There are more direct ways Pence has illustrated a xenophobic agenda, including co-sponsoring a congressional bill that would have made English the official language of the United States and as governor, blocking Syrian refugees en route to Indiana, saying he would not accept any more Syrian refugees out of fear they were “terrorists.” The governor also added Indiana to the Texas lawsuit challenging expanded Deferred Action for Childhood Arrivals (DACA) and Deferred Action for Parents of Americans and Lawful Permanent Residents (DAPA). And he praised the inaction by the Supreme Court last month to expand DACA and DAPA, which leaves millions of undocumented immigrants living in fear of deportation.

According to the Office of Refugee Resettlement, “when a child who is not accompanied by a parent or legal guardian is apprehended by immigration authorities, the child is transferred to the care and custody of the Office of Refugee Resettlement (ORR). Federal law requires that ORR feed, shelter, and provide medical care for unaccompanied children until it is able to release them to safe settings with sponsors (usually family members), while they await immigration proceedings.”

The ORR added that these sponsors “live in many states,” including Indiana, which received 245 unaccompanied minors between January and July 2014. Pence was reportedly unaware that unaccompanied minors were being placed in his state by the federal government, something he said he was made aware of by media reports. These are asylum seeking children, often girls under the age of 10, escaping violence in their countries of origin who arrive at the United States-Mexico border without an adult. Many, including advocacy organizations and the Obama administration, have contended that the circumstances surrounding unaccompanied minors is not simply an immigration issue, but a humanitarian crisis. Not Pence. In a letter to President Obama, the Indiana governor wrote:

While we feel deep compassion for these children, our country must secure its borders and provide for a legal and orderly immigration process …. Failure to expedite the return of unaccompanied children thwarts the rule of law and will only continue to send a distorted message that illegally crossing into America is without consequence.

In the four days since Pence was named Trump’s running mate, he’s also taken a much harsher stance on Muslim immigration. Back in December when Trump called for a “total and complete shutdown of Muslims entering the United States,” Pence tweeted that banning Muslims from entering the United States was “offensive and unconstitutional.” However, on Friday when Pence was officially named Trump’s VP pick, he told Fox News’ Sean Hannity, “I am very supportive of Donald Trump’s call to temporarily suspend immigration from countries where terrorist influence and impact represents a threat to the United States.”

Wendy Feliz of the American Immigration Council told Rewire that while Pence’s rhetoric may not be as inflammatory as Trump’s, it’s important to look at his record in relation to Trump’s to get a better understanding of what the Republican ticket intends to focus on moving into a possible presidency. Immigration, she said, is one of the most pressing issues of our time and has become a primary focus of the election.

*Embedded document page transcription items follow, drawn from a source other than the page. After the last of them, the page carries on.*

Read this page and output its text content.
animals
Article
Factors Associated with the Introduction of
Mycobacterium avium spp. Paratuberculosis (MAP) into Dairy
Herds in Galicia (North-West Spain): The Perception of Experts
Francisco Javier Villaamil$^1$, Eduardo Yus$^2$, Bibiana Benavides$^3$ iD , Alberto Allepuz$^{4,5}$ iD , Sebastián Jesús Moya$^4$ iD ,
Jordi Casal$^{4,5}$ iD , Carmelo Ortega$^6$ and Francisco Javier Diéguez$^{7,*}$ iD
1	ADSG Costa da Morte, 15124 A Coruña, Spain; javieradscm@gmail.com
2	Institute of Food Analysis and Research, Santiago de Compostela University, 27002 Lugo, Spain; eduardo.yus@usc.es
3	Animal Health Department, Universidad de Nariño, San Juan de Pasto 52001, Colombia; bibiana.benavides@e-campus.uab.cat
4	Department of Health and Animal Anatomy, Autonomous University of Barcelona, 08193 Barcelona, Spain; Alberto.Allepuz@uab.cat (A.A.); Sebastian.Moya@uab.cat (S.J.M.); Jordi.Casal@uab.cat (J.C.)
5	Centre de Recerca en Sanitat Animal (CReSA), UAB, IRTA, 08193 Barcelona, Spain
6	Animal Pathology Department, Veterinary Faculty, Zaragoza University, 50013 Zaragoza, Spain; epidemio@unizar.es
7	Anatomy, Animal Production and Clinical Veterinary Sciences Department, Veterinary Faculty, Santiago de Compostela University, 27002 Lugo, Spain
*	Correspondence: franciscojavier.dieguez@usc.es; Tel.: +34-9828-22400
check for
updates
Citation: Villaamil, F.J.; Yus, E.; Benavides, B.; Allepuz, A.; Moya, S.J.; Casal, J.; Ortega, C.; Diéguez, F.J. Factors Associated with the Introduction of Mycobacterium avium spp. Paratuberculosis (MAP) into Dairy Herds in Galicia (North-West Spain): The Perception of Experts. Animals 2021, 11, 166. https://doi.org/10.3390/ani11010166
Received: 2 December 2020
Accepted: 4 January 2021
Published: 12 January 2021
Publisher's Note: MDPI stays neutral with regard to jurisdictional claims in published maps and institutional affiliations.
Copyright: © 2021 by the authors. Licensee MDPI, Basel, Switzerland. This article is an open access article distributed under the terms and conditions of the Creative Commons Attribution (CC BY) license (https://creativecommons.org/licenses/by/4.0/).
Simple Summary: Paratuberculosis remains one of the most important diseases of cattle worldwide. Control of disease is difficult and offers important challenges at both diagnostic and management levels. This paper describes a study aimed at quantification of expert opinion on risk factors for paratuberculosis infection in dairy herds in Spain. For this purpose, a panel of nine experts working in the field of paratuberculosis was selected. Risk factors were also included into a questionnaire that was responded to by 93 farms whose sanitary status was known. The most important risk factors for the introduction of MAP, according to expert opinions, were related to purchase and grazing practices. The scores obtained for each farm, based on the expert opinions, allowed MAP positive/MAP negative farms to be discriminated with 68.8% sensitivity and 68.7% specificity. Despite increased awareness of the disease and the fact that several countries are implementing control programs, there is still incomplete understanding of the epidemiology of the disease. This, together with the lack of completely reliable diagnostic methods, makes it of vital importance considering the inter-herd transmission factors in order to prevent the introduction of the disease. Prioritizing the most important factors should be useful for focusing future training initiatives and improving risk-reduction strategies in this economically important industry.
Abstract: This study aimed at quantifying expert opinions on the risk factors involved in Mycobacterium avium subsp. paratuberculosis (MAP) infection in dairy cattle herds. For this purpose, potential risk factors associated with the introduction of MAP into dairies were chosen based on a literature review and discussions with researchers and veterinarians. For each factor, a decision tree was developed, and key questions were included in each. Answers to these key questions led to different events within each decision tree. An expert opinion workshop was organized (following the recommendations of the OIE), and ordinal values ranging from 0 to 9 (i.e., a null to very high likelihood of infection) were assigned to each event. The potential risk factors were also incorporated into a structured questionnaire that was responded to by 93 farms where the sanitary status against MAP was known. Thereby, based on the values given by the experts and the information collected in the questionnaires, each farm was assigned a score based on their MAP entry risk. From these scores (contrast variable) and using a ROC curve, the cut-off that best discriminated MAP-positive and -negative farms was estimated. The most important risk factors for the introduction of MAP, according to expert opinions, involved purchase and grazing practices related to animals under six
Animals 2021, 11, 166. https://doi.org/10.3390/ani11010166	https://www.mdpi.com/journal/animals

“In a few days, we’ll have a better sense of the particular policies the Republican ticket will be pursuing on immigration. It all appears to point to more of the same, which is punitive, the punishing of immigrants,” Feliz said. “My greatest fear is that this ticket doesn’t seem to realize immigrants are actually an incredible resource that fuels our country. I don’t think Trump and Pence is a ticket that values that. An administration that doesn’t value immigrants, that doesn’t value what’s fueled our country for the past several hundred years, hurts all of us. Not just immigrants themselves, but every single American.”